# Can't play mkv file using VLC player



## zhong (Aug 1, 2010)

I can't play mkv file using VLC player.

VLC player says it doesn't have cook audio codec.

So how can I play this file ?


Thanks.


----------



## spunk.funk (May 13, 2010)

VLC supports MKV files. The real problem is the graphics card's drivers. Check your video cards manufacturers site for updated display drivers. 
You can work around it by changing the output device in the players. for example, In VLC it's *Tools* -> *Preferences* -> *Video* -> *Display*->*Output*... try the different DirectShow output devices.


----------



## zhong (Aug 1, 2010)

The video plays after that message, but no sound or audio.
So is it not due to cook audio codec, because i don't have it for VLC ?

Thanks.




spunk.funk said:


> VLC supports MKV files. The real problem is the graphics card's drivers.

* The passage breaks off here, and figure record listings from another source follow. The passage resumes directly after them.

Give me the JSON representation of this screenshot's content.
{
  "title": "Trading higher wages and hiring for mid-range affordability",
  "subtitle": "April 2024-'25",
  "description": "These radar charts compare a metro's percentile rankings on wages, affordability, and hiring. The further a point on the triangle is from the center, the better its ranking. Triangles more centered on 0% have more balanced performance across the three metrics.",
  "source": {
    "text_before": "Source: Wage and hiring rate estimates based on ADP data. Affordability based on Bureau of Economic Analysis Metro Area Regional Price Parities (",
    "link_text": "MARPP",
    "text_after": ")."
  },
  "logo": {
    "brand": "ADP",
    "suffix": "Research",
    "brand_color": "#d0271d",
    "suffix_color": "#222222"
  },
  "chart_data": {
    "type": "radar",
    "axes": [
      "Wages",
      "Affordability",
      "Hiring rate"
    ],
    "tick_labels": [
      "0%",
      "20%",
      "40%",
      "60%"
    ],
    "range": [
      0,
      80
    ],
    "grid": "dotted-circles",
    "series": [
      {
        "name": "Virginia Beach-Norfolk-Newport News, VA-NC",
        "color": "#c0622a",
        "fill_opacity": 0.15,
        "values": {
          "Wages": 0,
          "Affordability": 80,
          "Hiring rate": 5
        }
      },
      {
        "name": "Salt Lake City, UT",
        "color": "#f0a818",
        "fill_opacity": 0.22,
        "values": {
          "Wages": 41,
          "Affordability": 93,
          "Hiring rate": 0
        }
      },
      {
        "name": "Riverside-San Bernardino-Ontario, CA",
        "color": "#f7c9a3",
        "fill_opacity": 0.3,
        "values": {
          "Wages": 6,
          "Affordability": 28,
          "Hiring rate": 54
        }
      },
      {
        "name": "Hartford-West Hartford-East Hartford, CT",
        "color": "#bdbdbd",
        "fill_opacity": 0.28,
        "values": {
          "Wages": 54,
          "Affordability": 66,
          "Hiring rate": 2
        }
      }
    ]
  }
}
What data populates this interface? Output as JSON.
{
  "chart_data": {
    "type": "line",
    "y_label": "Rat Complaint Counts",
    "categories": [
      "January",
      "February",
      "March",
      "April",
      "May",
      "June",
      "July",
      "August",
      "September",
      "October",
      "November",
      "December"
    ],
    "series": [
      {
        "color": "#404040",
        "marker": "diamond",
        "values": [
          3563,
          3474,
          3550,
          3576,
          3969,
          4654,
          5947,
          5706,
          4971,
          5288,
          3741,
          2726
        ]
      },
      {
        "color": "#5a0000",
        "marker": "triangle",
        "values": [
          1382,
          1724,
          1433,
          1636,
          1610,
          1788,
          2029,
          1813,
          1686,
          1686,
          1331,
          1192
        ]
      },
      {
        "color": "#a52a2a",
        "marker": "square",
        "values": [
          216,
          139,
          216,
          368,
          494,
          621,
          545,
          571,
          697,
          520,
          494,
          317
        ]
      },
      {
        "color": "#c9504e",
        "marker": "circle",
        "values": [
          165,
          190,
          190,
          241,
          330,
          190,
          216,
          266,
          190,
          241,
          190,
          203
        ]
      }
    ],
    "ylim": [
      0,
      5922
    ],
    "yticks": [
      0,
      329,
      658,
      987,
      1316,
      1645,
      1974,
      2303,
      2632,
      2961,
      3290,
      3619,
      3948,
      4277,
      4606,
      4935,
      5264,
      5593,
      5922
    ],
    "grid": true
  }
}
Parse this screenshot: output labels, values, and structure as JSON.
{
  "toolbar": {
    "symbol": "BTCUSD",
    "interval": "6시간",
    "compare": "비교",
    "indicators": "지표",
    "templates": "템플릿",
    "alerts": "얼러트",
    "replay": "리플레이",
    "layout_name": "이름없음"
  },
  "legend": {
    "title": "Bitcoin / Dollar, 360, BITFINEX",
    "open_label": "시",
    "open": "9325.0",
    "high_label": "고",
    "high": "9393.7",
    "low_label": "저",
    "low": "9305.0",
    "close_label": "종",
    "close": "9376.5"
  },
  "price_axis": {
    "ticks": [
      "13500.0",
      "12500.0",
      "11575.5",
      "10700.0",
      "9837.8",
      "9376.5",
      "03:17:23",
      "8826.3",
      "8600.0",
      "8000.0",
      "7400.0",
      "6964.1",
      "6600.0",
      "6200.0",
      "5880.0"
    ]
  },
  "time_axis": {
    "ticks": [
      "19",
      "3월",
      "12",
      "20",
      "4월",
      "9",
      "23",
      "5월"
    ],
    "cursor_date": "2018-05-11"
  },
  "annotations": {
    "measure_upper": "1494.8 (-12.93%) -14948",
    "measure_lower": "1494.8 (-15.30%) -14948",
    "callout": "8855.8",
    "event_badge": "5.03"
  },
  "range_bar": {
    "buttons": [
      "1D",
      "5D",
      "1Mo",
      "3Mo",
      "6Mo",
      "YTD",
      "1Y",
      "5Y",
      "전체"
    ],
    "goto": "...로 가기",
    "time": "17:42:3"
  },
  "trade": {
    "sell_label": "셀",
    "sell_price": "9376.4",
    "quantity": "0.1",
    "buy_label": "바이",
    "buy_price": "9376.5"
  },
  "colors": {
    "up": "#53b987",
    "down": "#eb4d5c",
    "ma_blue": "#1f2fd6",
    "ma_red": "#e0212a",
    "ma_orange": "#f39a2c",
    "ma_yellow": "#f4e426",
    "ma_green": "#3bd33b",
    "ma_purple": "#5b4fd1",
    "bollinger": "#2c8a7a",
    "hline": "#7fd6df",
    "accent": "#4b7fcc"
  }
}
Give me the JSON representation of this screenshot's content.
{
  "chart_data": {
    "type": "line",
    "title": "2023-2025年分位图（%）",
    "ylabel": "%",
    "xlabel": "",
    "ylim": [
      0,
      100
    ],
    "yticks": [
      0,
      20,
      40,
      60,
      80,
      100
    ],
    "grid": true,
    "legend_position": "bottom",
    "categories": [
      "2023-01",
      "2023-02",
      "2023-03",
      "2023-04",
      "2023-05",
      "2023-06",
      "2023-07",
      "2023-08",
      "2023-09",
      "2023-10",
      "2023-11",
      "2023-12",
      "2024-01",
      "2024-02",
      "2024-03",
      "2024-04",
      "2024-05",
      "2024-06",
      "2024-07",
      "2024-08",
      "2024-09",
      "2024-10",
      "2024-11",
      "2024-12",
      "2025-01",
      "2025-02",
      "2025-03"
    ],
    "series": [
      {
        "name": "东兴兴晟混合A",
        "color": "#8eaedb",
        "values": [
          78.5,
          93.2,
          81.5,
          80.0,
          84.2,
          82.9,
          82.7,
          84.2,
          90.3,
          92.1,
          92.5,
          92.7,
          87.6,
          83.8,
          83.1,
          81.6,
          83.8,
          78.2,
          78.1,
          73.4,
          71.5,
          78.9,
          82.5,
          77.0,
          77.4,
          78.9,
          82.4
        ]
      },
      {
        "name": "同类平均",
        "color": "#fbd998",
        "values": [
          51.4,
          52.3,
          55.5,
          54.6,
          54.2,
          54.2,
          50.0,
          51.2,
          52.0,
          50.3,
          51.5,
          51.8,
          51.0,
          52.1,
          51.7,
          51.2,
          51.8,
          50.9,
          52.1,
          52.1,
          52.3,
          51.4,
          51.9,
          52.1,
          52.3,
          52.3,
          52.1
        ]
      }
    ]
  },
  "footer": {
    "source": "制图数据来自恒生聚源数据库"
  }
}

Check your video cards manufacturers site for updated display drivers.
> You can work around it by changing the output device in the players. for example, In VLC it's *Tools* -> *Preferences* -> *Video* -> *Display*->*Output*... try the different DirectShow output devices.


----------



## zhong (Aug 1, 2010)

Actually this is what it displays when I play the mkv on VLC.-

No suitable decoder module:
VLC does not support the audio or video format "cook". Unfortunately there is no way for you to fix this

The only way I can make it play sound is to convert the mkv to dvd video
using DVD Flick at the moment.

Any other MKV player has cook audio or video codec ?

Thanks.



spunk.funk said:


> VLC supports MKV files. The real problem is the graphics card's drivers. Check your video cards manufacturers site for updated display drivers.
> You can work around it by changing the output device in the players. for example, In VLC it's *Tools* -> *Preferences* -> *Video* -> *Display*->*Output*... try the different DirectShow output devices.


----------



## joeten (Dec 4, 2008)

Try real player classic


----------



## YTGeek (Jul 6, 2011)

Hello zhong,

I use DivX Plus Player to watch MKV videos try that and see if it works? 

YourTravelingGeek ray:


----------



## IT-Barry (Sep 6, 2010)

Install http://www.free-codecs.com/download_soft.php?d=6445&s=775

Report back.


----------



## zhong (Aug 1, 2010)

What player do I use to play mkv file after I install this codecs ?

Thanks.




IT-Barry said:


> Install http://www.free-codecs.com/download_soft.php?d=6445&s=775
> 
> Report back.


----------



## joeten (Dec 4, 2008)

Hi the codec is already included in real player classic


----------



## IT-Barry (Sep 6, 2010)

Try installing this.

Free-Codecs.com :: Download Real Alternative 2.0.2 : Real Alternative will allow you to play RealMedia files without having to install RealPlayer/RealOne Player

Sorry for the reply after reply of codec packs, but I had similar problems.


----------